I choked on my emotions. What a contrast of brutal cruelty and gentle tenderness. I begged God for forgiveness. I felt ashamed of those who misrepresent God’s love.

In her closing summary, Commissioner Marie Wilson said; “We have heard some harsh truth. We have shared what we have shared. We have heard what we have heard. This day should mark us all. We can never back away from this honesty.”

Lord have mercy.



2 thoughts on ““We can never back away from this honesty.”

  1. Kyle, I’ve appreciated your posts (including the one on increasing federal funding for education on reserves) on our relationship with First Nations People in Canada.

    I’m a teacher and was recently at an in-service where we had the privilege of listening to an Aboriginal family talk about their school experiences. Mom, Dad and son. Three different stories. The Dad started things off and told us of the first thing he saw as he walked into the school. Two huge paintings on the wall directly in front of the main entrance. One painting depicting a horrible hell. Another painting depicting heaven. The painting of hell had only dark skinned people in it. The painting of heaven, only light skinned people. At that point I started crying and didn’t stop all afternoon. I still need to compose a letter of thanks and of apology. I, personally, don’t need to apologize, but someone does? I don’t know how to make it better. I don’t know if it’s possible. Where is the redemption in stories like this?

    What I am learning through these series of in-services is that I will walk with compassion, kindness and an awareness of my inability to understand the cultural ramifications Residential Schools have had on Aboriginal Canadians. I will stand up for Aboriginal people, knowing that my undeserved white, middle class privilege is a needed voice (a voice that unfortunately counts for double + that of an aboriginal voice in the media and with politicians) at the Missing and Murdered Aboriginal Women vigils, the Idle No More gatherings and other political gatherings. I will teach my children and my students the values that I’m learning from Aboriginal Elders.

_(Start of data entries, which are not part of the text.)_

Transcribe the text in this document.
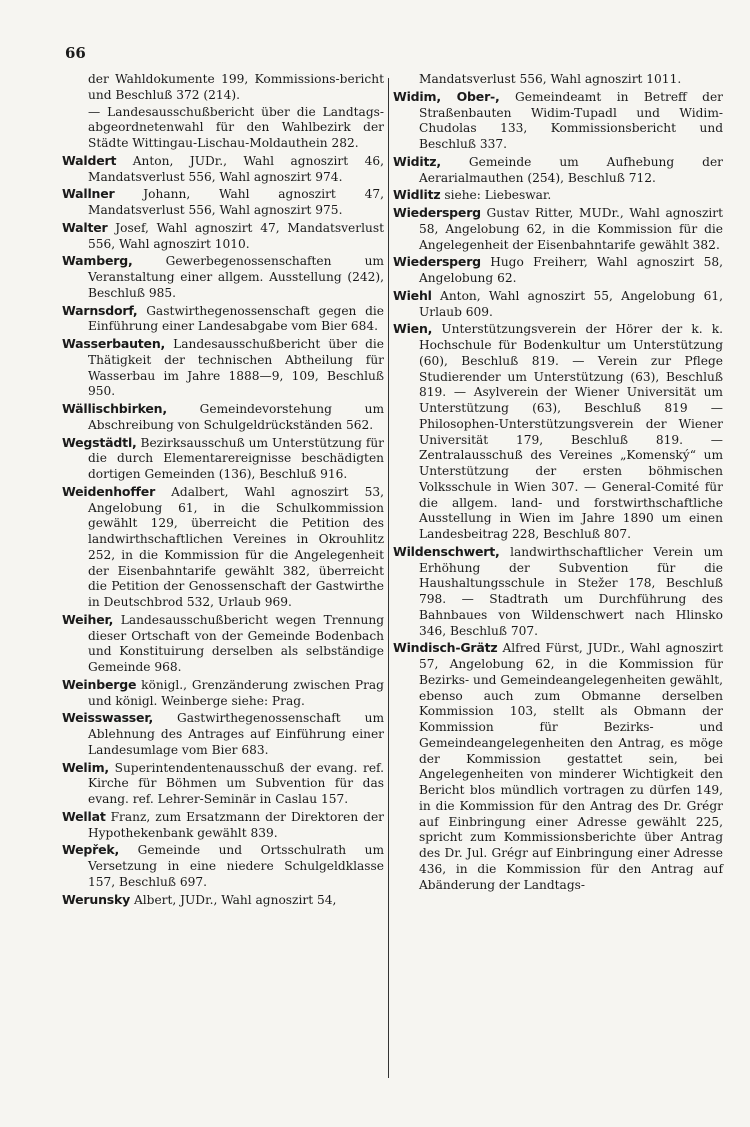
66

der Wahldokumente 199, Kommissions-bericht und Beschluß 372 (214).

— Landesausschußbericht über die Landtags-abgeordnetenwahl für den Wahlbezirk der Städte Wittingau-Lischau-Moldauthein 282.

Waldert Anton, JUDr., Wahl agnoszirt 46, Mandatsverlust 556, Wahl agnoszirt 974.

Wallner Johann, Wahl agnoszirt 47, Mandatsverlust 556, Wahl agnoszirt 975.

Walter Josef, Wahl agnoszirt 47, Mandatsverlust 556, Wahl agnoszirt 1010.

Wamberg,	Gewerbegenossenschaften um Veranstaltung einer allgem. Ausstellung (242), Beschluß 985.

Warnsdorf, Gastwirthegenossenschaft gegen die Einführung einer Landesabgabe vom Bier 684.

Wasserbauten, Landesausschußbericht über die Thätigkeit der technischen Abtheilung für Wasserbau im Jahre 1888—9, 109, Beschluß 950.

Wällischbirken,	Gemeindevorstehung um Abschreibung von Schulgeldrückständen 562.

Wegstädtl, Bezirksausschuß um Unterstützung für die durch Elementarereignisse beschädigten dortigen Gemeinden (136), Beschluß 916.

Weidenhoffer Adalbert, Wahl agnoszirt 53, Angelobung 61, in die Schulkommission gewählt 129, überreicht die Petition des landwirthschaftlichen Vereines in Okrouhlitz 252, in die Kommission für die Angelegenheit der Eisenbahntarife gewählt 382, überreicht die Petition der Genossenschaft der Gastwirthe in Deutschbrod 532, Urlaub 969.

Weiher, Landesausschußbericht wegen Trennung dieser Ortschaft von der Gemeinde Bodenbach und Konstituirung derselben als selbständige Gemeinde 968.

Weinberge königl., Grenzänderung zwischen Prag und königl. Weinberge siehe: Prag.

Weisswasser, Gastwirthegenossenschaft um Ablehnung des Antrages auf Einführung einer Landesumlage vom Bier 683.

Welim, Superintendentenausschuß der evang. ref. Kirche für Böhmen um Subvention für das evang. ref. Lehrer-Seminär in Caslau 157.

Wellat Franz, zum Ersatzmann der Direktoren der Hypothekenbank gewählt 839.

Wepřek, Gemeinde und Ortsschulrath um Versetzung in eine niedere Schulgeldklasse 157, Beschluß 697.

Werunsky Albert, JUDr., Wahl agnoszirt 54,

Mandatsverlust 556, Wahl agnoszirt 1011.

Widim, Ober-, Gemeindeamt in Betreff der Straßenbauten Widim-Tupadl und Widim-Chudolas 133, Kommissionsbericht und Beschluß 337.

Widitz, Gemeinde um Aufhebung der Aerarialmauthen (254), Beschluß 712.

Widlitz siehe: Liebeswar.

Wiedersperg Gustav Ritter, MUDr., Wahl agnoszirt 58, Angelobung 62, in die Kommission für die Angelegenheit der Eisenbahntarife gewählt 382.

Wiedersperg Hugo Freiherr, Wahl agnoszirt 58, Angelobung 62.

Wiehl Anton, Wahl agnoszirt 55, Angelobung 61, Urlaub 609.

Wien, Unterstützungsverein der Hörer der k. k. Hochschule für Bodenkultur um Unterstützung (60), Beschluß 819. — Verein zur Pflege Studierender um Unterstützung (63), Beschluß 819. — Asylverein der Wiener Universität um Unterstützung (63), Beschluß 819 — Philosophen-Unterstützungsverein der Wiener Universität 179, Beschluß 819. — Zentralausschuß des Vereines „Komenský“ um Unterstützung der ersten böhmischen Volksschule in Wien 307. — General-Comité für die allgem. land- und forstwirthschaftliche Ausstellung in Wien im Jahre 1890 um einen Landesbeitrag 228, Beschluß 807.

Wildenschwert, landwirthschaftlicher Verein um Erhöhung der Subvention für die Haushaltungsschule in Stežer 178, Beschluß 798. — Stadtrath um Durchführung des Bahnbaues von Wildenschwert nach Hlinsko 346, Beschluß 707.

Windisch-Grätz Alfred Fürst, JUDr., Wahl agnoszirt 57, Angelobung 62, in die Kommission für Bezirks- und Gemeindeangelegenheiten gewählt, ebenso auch zum Obmanne derselben Kommission 103, stellt als Obmann der Kommission für Bezirks- und Gemeindeangelegenheiten den Antrag, es möge der Kommission gestattet sein, bei Angelegenheiten von minderer Wichtigkeit den Bericht blos mündlich vortragen zu dürfen 149, in die Kommission für den Antrag des Dr. Grégr auf Einbringung einer Adresse gewählt 225, spricht zum Kommissionsberichte über Antrag des Dr. Jul. Grégr auf Einbringung einer Adresse 436, in die Kommission für den Antrag auf Abänderung der Landtags-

    One Aboriginal writer I love to read is Aaron Pacquette. He writes with kindness, hope, strength and conviction about the future relationship between First Nations and those of us who came to this land later. His writing vibes so well with my anabaptist roots. Give his stuff a read, if you haven’t yet: http://www.aaronpaquette.net/

    • Thanks Monica. I will treasure this post, and will look into Aaron Pacquette.
      Walking with our First Nation neighbours here in Manitoba over the past 10 years has been a blessing.